Recently I spent a week at Latitude festival down in Southwold, Suffolk. It was a bit of a bus-man's holiday really, I was a bar manager for a good cause that goes by the name of 'Workers Beer Company'.
They're predominantly a trade union organisation that supports similar causes as well as other social enterprises and charities through volunteer fundraising. The bars are staffed by volunteers who work a number of hours each day over the weekend and donate their hypothetical wages to their chosen good cause. In return they get to go and experience the rest of the festival free of charge! A pretty good deal with some fundraising thrown in.
It was a fun weekend, seeing friends I haven't seen since the previous year's festivals. I also got to see some good music during my down time, notable acts include The Tallest Man on Earth, Kraftwerk, I am Kloot and a great set from Bloc Party. The whole week was great fun, just very tiring!

Right. Wine. I've had a few nice things recently, chance purchases, bottles I've had my eye on for a while and finally got round to buying, and a couple of things I'd intended to drink from my cellar that were possibly in their latter stages of life.
It's been a bit of a New World fest of late, so that's what I'm going to write about.

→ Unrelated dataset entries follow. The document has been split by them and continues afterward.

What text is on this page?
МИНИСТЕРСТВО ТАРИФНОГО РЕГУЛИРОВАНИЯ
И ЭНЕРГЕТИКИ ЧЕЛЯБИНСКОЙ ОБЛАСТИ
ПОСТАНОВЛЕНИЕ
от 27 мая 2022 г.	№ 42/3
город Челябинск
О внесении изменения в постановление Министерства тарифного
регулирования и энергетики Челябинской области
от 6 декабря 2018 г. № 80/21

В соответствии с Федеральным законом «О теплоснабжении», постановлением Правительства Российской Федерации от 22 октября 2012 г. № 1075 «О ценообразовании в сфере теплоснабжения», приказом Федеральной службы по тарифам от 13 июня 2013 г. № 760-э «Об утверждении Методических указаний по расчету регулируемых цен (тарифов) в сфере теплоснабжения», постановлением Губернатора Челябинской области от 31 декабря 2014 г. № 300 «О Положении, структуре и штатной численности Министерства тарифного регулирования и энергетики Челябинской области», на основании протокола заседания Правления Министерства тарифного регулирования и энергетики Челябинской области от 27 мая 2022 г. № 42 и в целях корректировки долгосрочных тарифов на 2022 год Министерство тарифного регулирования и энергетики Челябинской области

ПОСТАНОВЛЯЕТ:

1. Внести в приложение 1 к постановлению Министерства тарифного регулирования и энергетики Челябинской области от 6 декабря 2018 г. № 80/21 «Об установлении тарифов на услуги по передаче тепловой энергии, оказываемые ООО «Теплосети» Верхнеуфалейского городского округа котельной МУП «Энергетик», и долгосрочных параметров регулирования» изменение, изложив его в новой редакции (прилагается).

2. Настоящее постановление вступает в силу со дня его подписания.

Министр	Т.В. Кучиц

Evolution 15th Edition, Sokol Blosser, Dundee Hills Oregon.
First up is this interesting and quirky white. Technically a non vintage, but instead an addition, the second from latest in actual fact. It has quite a list of grapes inside that funky bottle, listed in their entirety, they are: Riesling, Pinot Gris, Gewurztraminer, Semillon, Pinot Blanc, Sylvaner, Muscat Canelli and Muller Thurgau.
Quite a list.
This sort of diverse blend creates quite a complex wine, with very contrasting and in some ways contradictory flavour profiles.
On the nose there is lots happening, ripe citrus, limes and grapefruit, as well as white fruits, peach, apricot and some pears too. There is a floral perfume too, with some spice underneath it.
This all follows through onto the palate, more spice and floral scent, with the citrus and pear showing most evidently. There is some sweetness to, only a little, following with some good acidity.
 It seems the Gewurztraminer has the most effect on the palate, whether or not it's the most dominant grape, it certainly feels it with its floral almost chalky texture on the palate. Overall a pretty interesting blend and a good, approachable wine.


Thornbury Riesling 2008, Waipara, New Zealand.

I've really been into Riesling of late, particularly the steely but ripe stuff from both Eden and Clare Valley. My experience with kiwi Riesling is pretty minimal, but if they're all like this one then i would rest pretty happy. Waipara is on the South Island, below Marlborough, and subsequently a marginally cooler area.
The nose of this wine has some of the same qualities its Australian counterparts possess, a fair bit of petrol and citrus on the nose. After a little while some of that smokey petrol blows off and leaves a ripe, honeyed, limey nose. It smells utterly delicious. 
The palate has some great honeyed melon flavours, a little sweetness alongside a great citrus acidity and brilliant length. I couldn't say how much longer this wine will stick around for, but I only have one left, and I know I won't be able to resist leaving it! Yum.